Have you noticed that every time a politician is ordered by court to spend a few nights in a remand cell, he quickly ends up on a hospital bed?
I really don’t know-and personally I don’t care – whether this speaks for the health of our politicians today or is a sad commentary on the status of our prison cells – but it sure needs to be looked into.
Of course this was not of such urgency that it had to be included in the 100-day program of this Yahapalana Government crowding out important pieces of legislation like the Right to Information that is still hanging around somewhere.
But given the health of our nation it would come as little surprise to the voters of this wonder of Asia that the health of our politicians seems to deteriorating even faster than the moral malaise that afflicts our once beautiful country.
Judging by news reports in the local media and the plethora of websites and other means of present day communications, the latest individual to enter hospital seeking medical attention is the former Minister of Economic Affairs Basil Rajapaksa who, shortly after his brother lost the presidential election, left, bag and baggage (I would not be so unkind to include his spouse in that though some persons with no respect did think it was an appropriate enough description) to some other part of the world
Some said dear Basil said bye-bye and went to Dubai while others thought he had gone home to Los Angeles where he is said to reside. Personally I have no interest in where he went via which country and where he was living these last few months having obtained a leave of absence from Parliament.
All that is by the way and is not directly related to my inquiry and interest in how politicians manage to suddenly develop a medical condition that necessitate their transfer from a prison cell to a comfortable bed in a private or State hospital each time the judiciary of this country think it is fit that there is prima facie evidence to let them spend a night or two as a guest of the state.
In the past so many years many of our politicians at various levels of the political ladder have sought refuge under the care of the medical fraternity whenever the arm of the law was stretched long enough to grab them for one misdemeanour or another.
To be frank, it is not often that the long arm of the law was stretched. Usually that limb is struck down with cramp or excruciating arthritic pain that any movement towards upholding the law, particularly against lackeys of the government in power or supporters of the ruling party, ends up with a kind of rigor mortis of the legal system.
It is not only politicians, however lowly they may be such as Pradeshiya Sabha Chairmen and members, but even the sons of ministers and the kith and kin of high-ranking officials find themselves resting on what they think are their laurels on a comfortable hospital bed.
I do sympathise with poor Basil, after all. Here is the chap who had taken responsibility for his brother’s failure to become president for the third time. But days before he pleaded mea culpa he left his beloved country apparently in shame at the abject failure of his political prognostication which was as bad as that of Mahinda Rajapaksa’s trusted astrologer.
I mean here is a man who returns home and bares his chest and says I have nothing to hide. The fact that some people did not and still don’t believe him, is neither here nor there. My grouse is with others who think it is fit and proper to move a politician out of his remand cell and let him rest elsewhere. This is becoming too easy and every politician who sneezes demands that he be sent to hospital as the remand cell is musty or does not have air conditioning
It does raise many questions. I mean what is wrong with being in a remand cell. After all here are people who claim to represent the voters of this country, irrespective of their station in life or how much they have been able to steal from the public purse.
These are the voters who elected these politicians to office. They are the people whose votes were sought by the politicians, who were perhaps the beneficiaries of Divi Neguma largesse. But spending a night or two in the same cell or the one adjoining appears to be such a degrading act that they immediately fall sick at the very thought of it and need to be removed away from the nation’s unwashed and condemned.
Certainly no politician should be made to suffer such indignities and the sooner they are taken away to more comfortable lodgings the sooner they could get back to plotting the next move or how to make the next billion.

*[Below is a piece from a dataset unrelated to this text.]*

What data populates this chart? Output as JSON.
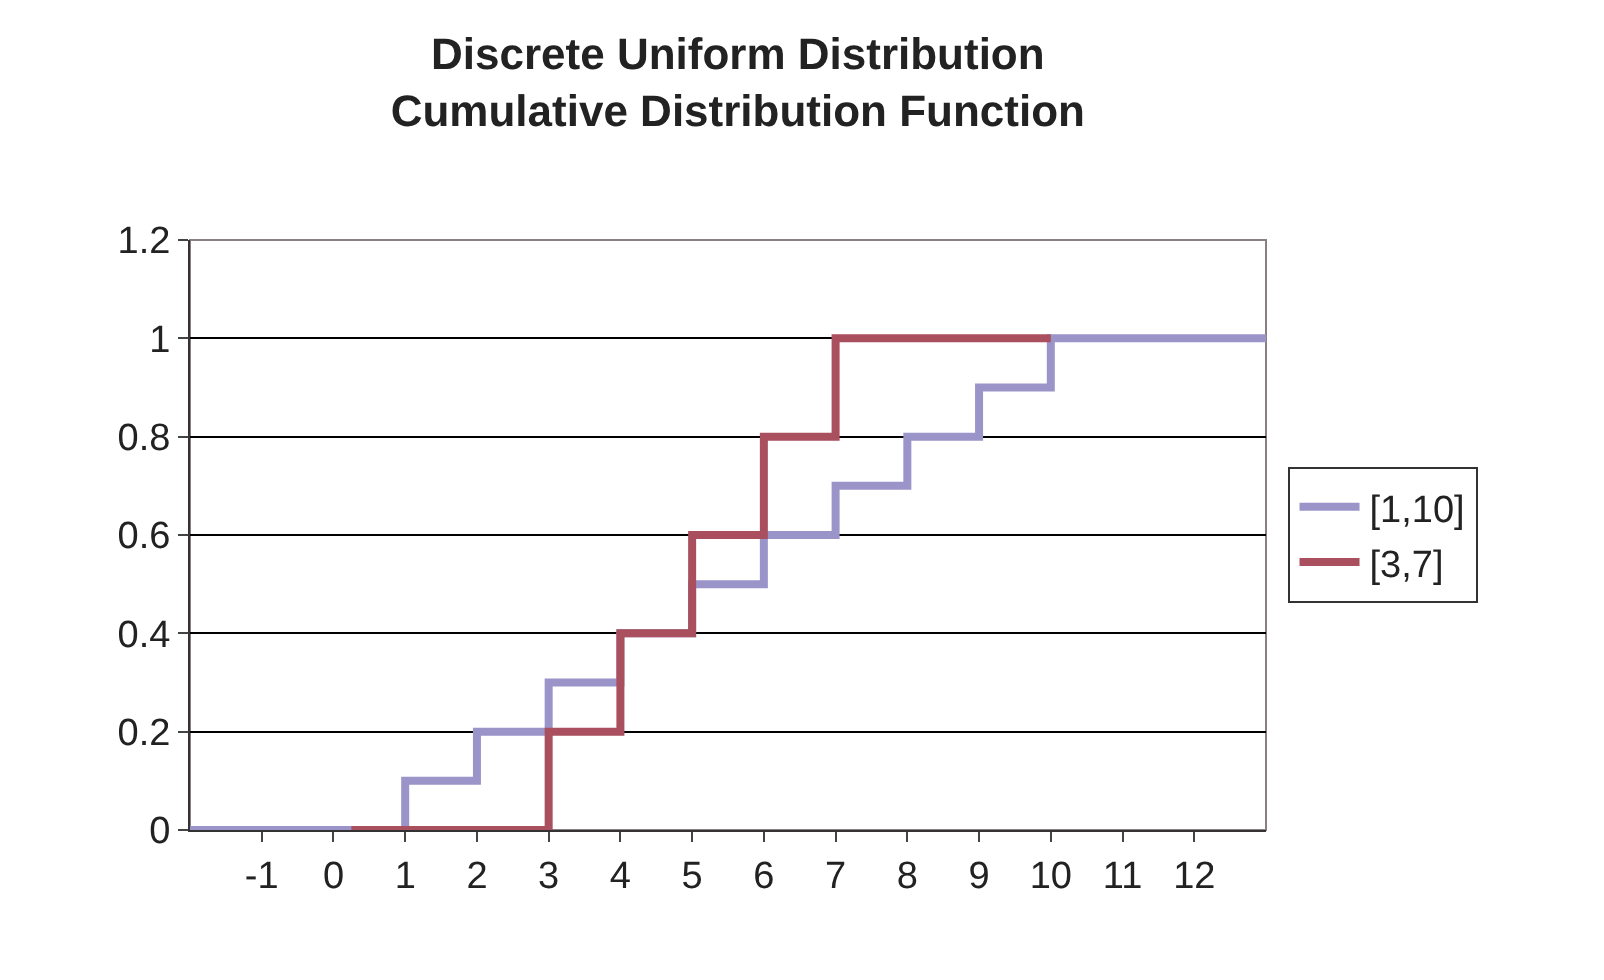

Poor Basil has apparently been found a bed in the Merchant’s Ward of the National Hospital. Now if a normal citizen of this country without the correct connections which are intrinsic to survival in the Miracle of Asia, tried to get a bed in this ward for treatment for a genuine medical condition he or she would be summarily dismissed and told to apply in the next millennium, though I admit to slight exaggeration here.

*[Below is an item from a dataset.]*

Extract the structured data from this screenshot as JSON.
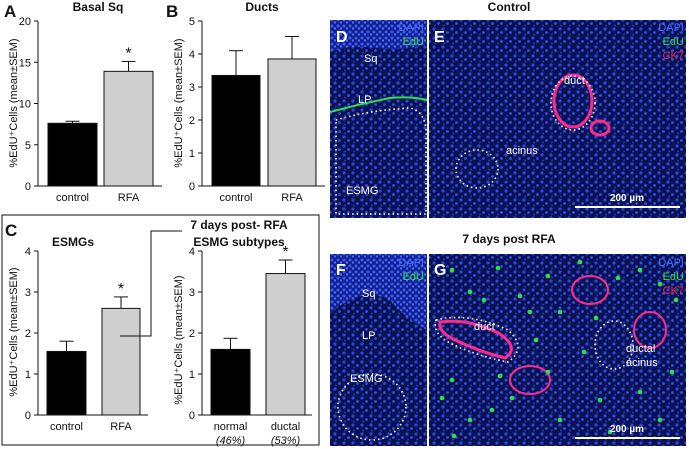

The fact is that there is supposedly a waiting list and even if you were to die on your feet you have to wait. Actually many of them do die waiting. But this apparently does not apply to politicians or important people and their relatives, even if you have to throw the patient currently occupying the bed on to the corridor.
One other question, if you will. Who are the medical men who suddenly find that a politician is not fit to spend a night in a cell and require immediate medical attention and so must be transferred to a hospital? We don’t hear much of the medicine men who recommend hospitalisation and for what ailment or physical condition they are permitted to find comfort in hospital. Perhaps deeper inquiry possibly by the media should elicit some interesting information.
Given that these days politicians are much sought after, especially by the Bribery Commission, Financial Crimes office, Interpol and other investigative agencies, and hospitals are likely to get overcrowded because of the onrush of patients from the remand, may we suggest that the upgrading of prison cells with en suite facilities, television, mobile phones, bar facilities, etc., be undertaking as an urgent task so that ordinary citizens could be accommodated on beds/rooms in state hospitals which is what they are meant for anyway.